Falling in with some surprisingly friendly fellow inmates, including a stupid but good-hearted prostitute named Sweetie and a tough-as-nails con named Kitty, Marie learns to adapt, but even in this she still brushes off Kitty's offer to pull some strings to get her out early in exchange for becoming a thief in the gang she has on the outside.  Now there is really no denying that Kitty is a lesbian and wants a lot more from the young nubile and quite naive Marie than just a con job on the outside, but never is this mentioned due to the production code.  Alluded to yes (you would have to be even more naive than Marie to not pick up on this) but never actually shown or spoken of.  Much the same relationship can be construed in that between Marie and Evelyn Harper, the prison matron (played with a beastly bravura by 6' 2" Hope Emerson who incidentally was nominated for Best Supporting Actress for this role) that takes every opportunity to inflict harm on her girls - except for those that bribe her of course, which again, these means of bribes are only alluded to, even tossed off as gift-giving.

As her time drags on in prison, Marie becomes more and more hardened.  Giving birth in prison and having the baby taken away by the state, her head shaved and shut up in solitary for three days, having her parole denied due to her inability to procure a home on the outside (her mother's new husband refuses to have her in his home) - all these things add up to Marie losing her innocence and becoming just as jaded and hardened as the women who are doing their third or fourth or fifth stretch.  By the end, as Marie must decide if she wants to give in to another inmate (the new queen cock of the walk so to speak) in order to have strings pulled and get released into a new life of crime - a life she promised herself and the warden she would do anything to stop from happening.  Of course in the film, Marie need only accept a gift of jewelry from this inmate in order to show her allegiance but of course we know that this pretty young thing would have to do much more than that to win her freedom.  Will she or won't she (I won't give away the ending here) is the question that permeates the final act of the film.
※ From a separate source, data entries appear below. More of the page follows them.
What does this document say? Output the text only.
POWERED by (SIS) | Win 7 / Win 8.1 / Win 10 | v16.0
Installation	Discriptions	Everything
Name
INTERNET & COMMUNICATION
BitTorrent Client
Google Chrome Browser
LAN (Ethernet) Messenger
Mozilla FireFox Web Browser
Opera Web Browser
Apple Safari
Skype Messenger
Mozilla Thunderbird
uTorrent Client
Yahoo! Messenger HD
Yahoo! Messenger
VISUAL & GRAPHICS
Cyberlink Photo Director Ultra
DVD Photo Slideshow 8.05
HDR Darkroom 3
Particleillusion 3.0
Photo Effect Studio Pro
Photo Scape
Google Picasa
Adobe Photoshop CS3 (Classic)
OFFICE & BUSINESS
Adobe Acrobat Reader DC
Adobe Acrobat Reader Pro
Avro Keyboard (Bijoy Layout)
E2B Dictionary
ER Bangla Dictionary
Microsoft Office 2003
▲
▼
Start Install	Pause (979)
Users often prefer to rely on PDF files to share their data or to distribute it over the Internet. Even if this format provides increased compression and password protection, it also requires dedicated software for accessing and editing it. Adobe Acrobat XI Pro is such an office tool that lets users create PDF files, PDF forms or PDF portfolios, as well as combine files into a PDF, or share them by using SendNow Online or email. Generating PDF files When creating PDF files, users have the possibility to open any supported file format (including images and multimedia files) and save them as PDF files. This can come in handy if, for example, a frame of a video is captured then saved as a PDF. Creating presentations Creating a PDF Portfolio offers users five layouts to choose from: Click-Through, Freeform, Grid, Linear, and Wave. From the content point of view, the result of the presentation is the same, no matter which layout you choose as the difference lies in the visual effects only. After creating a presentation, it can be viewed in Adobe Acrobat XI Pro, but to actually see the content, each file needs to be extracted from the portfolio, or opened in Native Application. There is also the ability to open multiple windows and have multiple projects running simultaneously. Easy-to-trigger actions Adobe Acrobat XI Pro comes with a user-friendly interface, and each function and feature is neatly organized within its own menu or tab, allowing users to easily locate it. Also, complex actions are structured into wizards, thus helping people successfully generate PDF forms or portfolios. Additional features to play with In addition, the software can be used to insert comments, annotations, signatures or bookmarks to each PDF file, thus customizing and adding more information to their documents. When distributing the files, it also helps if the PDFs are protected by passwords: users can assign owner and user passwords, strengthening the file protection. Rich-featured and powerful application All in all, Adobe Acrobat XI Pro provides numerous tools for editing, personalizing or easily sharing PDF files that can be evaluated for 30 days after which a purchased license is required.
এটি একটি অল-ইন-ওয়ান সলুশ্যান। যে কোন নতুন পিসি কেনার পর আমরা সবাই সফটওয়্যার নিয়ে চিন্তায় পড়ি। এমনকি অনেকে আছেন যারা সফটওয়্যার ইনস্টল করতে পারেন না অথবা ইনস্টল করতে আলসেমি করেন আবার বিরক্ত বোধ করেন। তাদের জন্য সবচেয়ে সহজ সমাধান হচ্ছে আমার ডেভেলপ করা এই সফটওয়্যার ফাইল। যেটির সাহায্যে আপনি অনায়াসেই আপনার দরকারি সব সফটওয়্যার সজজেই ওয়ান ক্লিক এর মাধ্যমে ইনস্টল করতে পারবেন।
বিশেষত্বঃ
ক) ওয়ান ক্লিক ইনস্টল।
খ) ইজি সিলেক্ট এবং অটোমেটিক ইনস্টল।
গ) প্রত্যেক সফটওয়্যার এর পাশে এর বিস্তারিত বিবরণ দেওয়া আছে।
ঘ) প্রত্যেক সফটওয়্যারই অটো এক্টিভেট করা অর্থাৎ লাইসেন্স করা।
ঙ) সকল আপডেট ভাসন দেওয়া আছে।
Now as for the cast, it is highlighted by that oh so sweet piece of meat jokingly mentioned in the title, Eleanor Parker.  Parker may not be the great beauty that some of her contemporary fellow actresses were nor is she the lustful vamp shaking her hips for her supper, but she, much like compatriot Susan Hayward, is that wonderful combination of cute meets sexy.  An innocence that could also play as sultry if she so wished it, yet still able to keep the needed vulnerability (the emotion that truly makes the portrayal work as well as it does) even in those moments where Marie seems to take charge of her situation, worked wonders in a role such as Marie Allen.  Looked upon as that proverbial sweet meat by the older, cagier inmates, Parker's Marie was like a pretty little lamb ready for the slaughter - and the actress plays it beautifully.  Garnering the first of her three Best Actress Oscar nominations for this role (Parker is probably most well known for her role as Baroness Elsa Schraeder, the second female lead in the 1965 Oscar-winning smash hit The Sound of Music) Parker had a flair for the dramatic, and she more than proves it here.  Lurid or only alluded to, Caged is quite the amazing film - and it is sweet meat Parker's naive allure that makes both her fellow inmates and this critic swoon with a fully rested imagination to go with.